The 1st place term solution published on the Kaggle blog and the github showed they used "physical intuition + xgboosts + ANN". The tree boost method was used by some winning terms in the last contest (actually xgboosts was popular in many other contest too), which was searching for Higgs boson (ended Sept 2014). Reference "Higgs Boson Discovery with Boosted Trees" and "The Higgs boson machine learning challenge"

This 3-year-old video by David Hogg (NYU) (April 2013) reflects how much things have changed in term of the adoption of ANN in the science community. Thanks to tensorFlow (Google), Torch (NYU, facebook). ANN is a lot easier to use now!

In [3]:
from IPython.display import YouTubeVideo
YouTubeVideo("aA3qdegi8Vw", start=564,end=642, autoplay=0,
             theme="light", color="white", rel=0, 
             height=400, width=500,showinfo=0)
Out[3]:
In [ ]:
'''
My notes on boosting discussed the main difference between tree
bagging (random forest) and tree boosting. Essentially one is
variance reduction and the other increasing accuracy, but prone 
to overfitage.

We can also combine the two 
the following code were copied from 
https://www.kaggle.com/benhamner/flavours-of-physics/
                           rf-xgboost-example/code
'''

from sklearn.ensemble import RandomForestClassifier
import xgboost as xgb

print "Train a Random Forest model"
rf = RandomForestClassifier(n_estimators=100, random_state=1)

rf.fit(train[features], train["signal"])         
#train[features] are features, 
#train["signal"] = 0/1 labels for back/foreground

print "Train a XGBoost model"
params = {"objective": "binary:logistic",
          "eta": 0.3,
          "max_depth": 5,
          "min_child_weight": 3,
          "silent": 1,
          "subsample": 0.7,
          "colsample_bytree": 0.7,
          "seed": 1}
num_trees=250
gbm = xgb.train(params, xgb.DMatrix(train[features],
                       train["signal"]), num_trees)

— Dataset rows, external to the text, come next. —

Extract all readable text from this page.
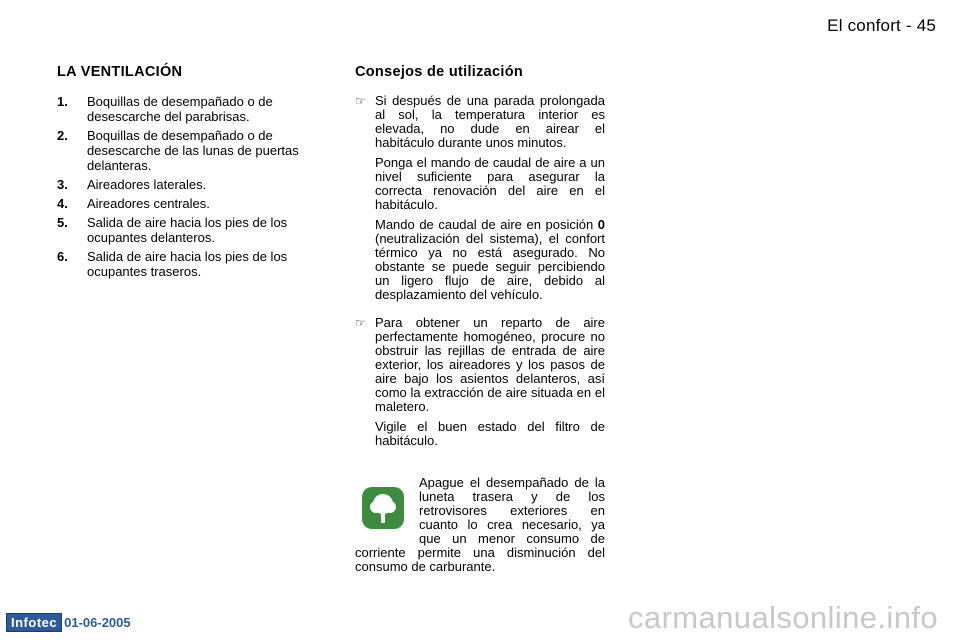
El confort - 45
LA VENTILACIÓN
1.	Boquillas de desempañado o de desescarche del parabrisas.
2.	Boquillas de desempañado o de desescarche de las lunas de puertas delanteras.
3.	Aireadores laterales.
4.	Aireadores centrales.
5.	Salida de aire hacia los pies de los ocupantes delanteros.
6.	Salida de aire hacia los pies de los ocupantes traseros.
Consejos de utilización
☞ Si después de una parada prolongada al sol, la temperatura interior es elevada, no dude en airear el habitáculo durante unos minutos.

Ponga el mando de caudal de aire a un nivel suficiente para asegurar la correcta renovación del aire en el habitáculo.

Mando de caudal de aire en posición 0 (neutralización del sistema), el confort térmico ya no está asegurado. No obstante se puede seguir percibiendo un ligero flujo de aire, debido al desplazamiento del vehículo.

☞ Para obtener un reparto de aire perfectamente homogéneo, procure no obstruir las rejillas de entrada de aire exterior, los aireadores y los pasos de aire bajo los asientos delanteros, así como la extracción de aire situada en el maletero.

Vigile el buen estado del filtro de habitáculo.

Apague el desempañado de la luneta trasera y de los retrovisores exteriores en cuanto lo crea necesario, ya que un menor consumo de corriente permite una disminución del consumo de carburante.
Infotec 01-06-2005	carmanualsonline.info
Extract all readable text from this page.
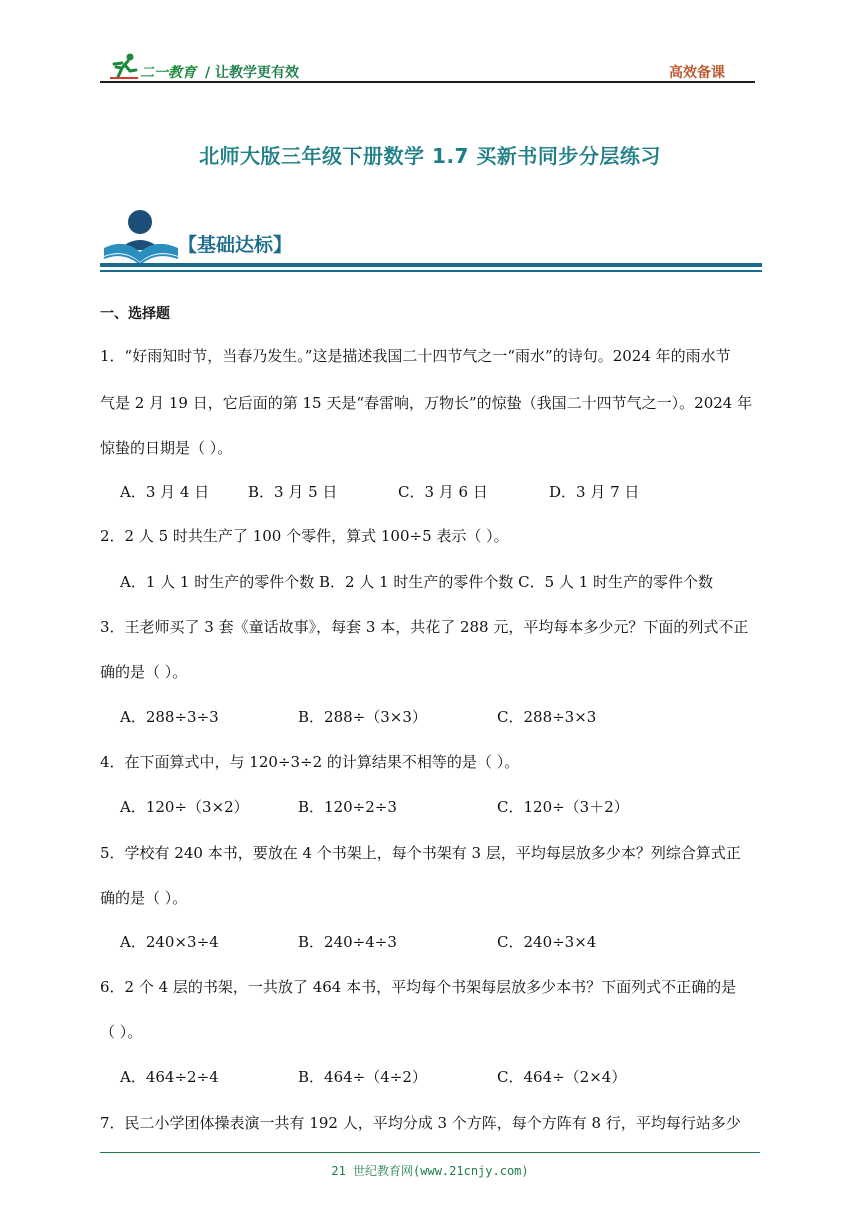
二一教育 / 让教学更有效	高效备课
北师大版三年级下册数学 1.7 买新书同步分层练习
【基础达标】
一、选择题
1．“好雨知时节，当春乃发生。”这是描述我国二十四节气之一“雨水”的诗句。2024 年的雨水节
气是 2 月 19 日，它后面的第 15 天是“春雷响，万物长”的惊蛰（我国二十四节气之一）。2024 年
惊蛰的日期是（ ）。
A．3 月 4 日	B．3 月 5 日	C．3 月 6 日	D．3 月 7 日
2．2 人 5 时共生产了 100 个零件，算式 100÷5 表示（ ）。
A．1 人 1 时生产的零件个数 B．2 人 1 时生产的零件个数 C．5 人 1 时生产的零件个数
3．王老师买了 3 套《童话故事》，每套 3 本，共花了 288 元，平均每本多少元？下面的列式不正
确的是（ ）。
A．288÷3÷3	B．288÷（3×3）	C．288÷3×3
4．在下面算式中，与 120÷3÷2 的计算结果不相等的是（ ）。
A．120÷（3×2）	B．120÷2÷3	C．120÷（3＋2）
5．学校有 240 本书，要放在 4 个书架上，每个书架有 3 层，平均每层放多少本？列综合算式正
确的是（ ）。
A．240×3÷4	B．240÷4÷3	C．240÷3×4
6．2 个 4 层的书架，一共放了 464 本书，平均每个书架每层放多少本书？下面列式不正确的是
（ ）。
A．464÷2÷4	B．464÷（4÷2）	C．464÷（2×4）
7．民二小学团体操表演一共有 192 人，平均分成 3 个方阵，每个方阵有 8 行，平均每行站多少
21 世纪教育网(www.21cnjy.com)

#Combining tree boost and random forest
print "Make predictions on the test set"
predictions = (rf.predict_proba(test[features])[:,1] +
              gbm.predict(xgb.DMatrix(test[features])))/2
In [ ]:
'''
Walk through 1st place term technical Write-Up on the blog, 
find out that they first create new attribute--new mass,
which turns out to be highly correlated to the measured mass
in the train set

the following codes were copied from their github solution
https://github.com/aguschin/flavours-of-physics/blob/
                       master/AssemblingFinalSolution4.ipynb

'''

for tt in train,test, check_agreement, check_correlation:
    tt['p0_pz'] = (tt.p0_p**2 - tt.p0_pt**2)**0.5
    tt['p1_pz'] = (tt.p1_p**2 - tt.p1_pt**2)**0.5
    tt['p2_pz'] = (tt.p2_p**2 - tt.p2_pt**2)**0.5
    tt['pz'] = tt.p0_pz + tt.p1_pz + tt.p2_pz
    tt['p'] = (tt.pt**2 + tt.pz**2)**0.5
    tt['speed'] = tt.FlightDistance / tt.LifeTime
    tt['new_mass'] = tt.p / tt.speed
    
features_m = features + ['new_mass']

'''
cross-validation was used throughout.

The mass term was missing in the testing set, so 
they used xgboost to predict mass, called 
new_mass2 in the training set also, and add two more new features 
 'new_mass_delta', 'new_mass_ratio'
 
then they used nolearn.lasagne for neural net + parallelism

'''
import nolearn
from lasagne.layers import DenseLayer, InputLayer, NINLayer
from lasagne.nonlinearities import softmax, rectify, sigmoid
from lasagne.updates import rmsprop, adagrad, sgd, adadelta
from nolearn.lasagne import NeuralNet

net = NeuralNet(layers=layers0,

                 input_shape=(None, Xtrain.shape[1]),
                 dense1_num_units=8, # 1 hidden layer with 8 neurons

                 output_num_units=2,
                 output_nonlinearity=softmax, #then softmax layer

                 update=adagrad,
                 update_learning_rate=0.01,

                 eval_size=.005,
                 verbose=1,
                 max_epochs=3000)

net.fit(Xtrain, Ytrain) ;

'''
in summary from their codes we learn that xgboost is about 
95-98% accurate with varied numbers of trees
and NN is about 99.8% accurate with k-ford (k=5)
then they blended everything together  

They didn't show how they got the final boosting formula, but 
looked like it was from other NN to calculate the weights

Finally they got 0.999997749873 accuracy
'''
In [4]:
'''
One can replace the nolearn.lasagne part in their solution
by tensorFlow logistic regression, 
it runs in parallel and its accuracy is about 99.2%.

reference
www.tensorflow.org/versions/0.6.0/tutorials/mnist/pros/index.html 
'''

import tensorflow as tf
import numpy as np
In [5]:
sess = tf.InteractiveSession()

#the reason tensorFlow need placehodler is because
#it runs in parallel. It needs to assign a batch of
#matrices to different processors.  

x = tf.placeholder(tf.float32, [None, 45]) #number of features
y_ = tf.placeholder(tf.float32, [None, 2])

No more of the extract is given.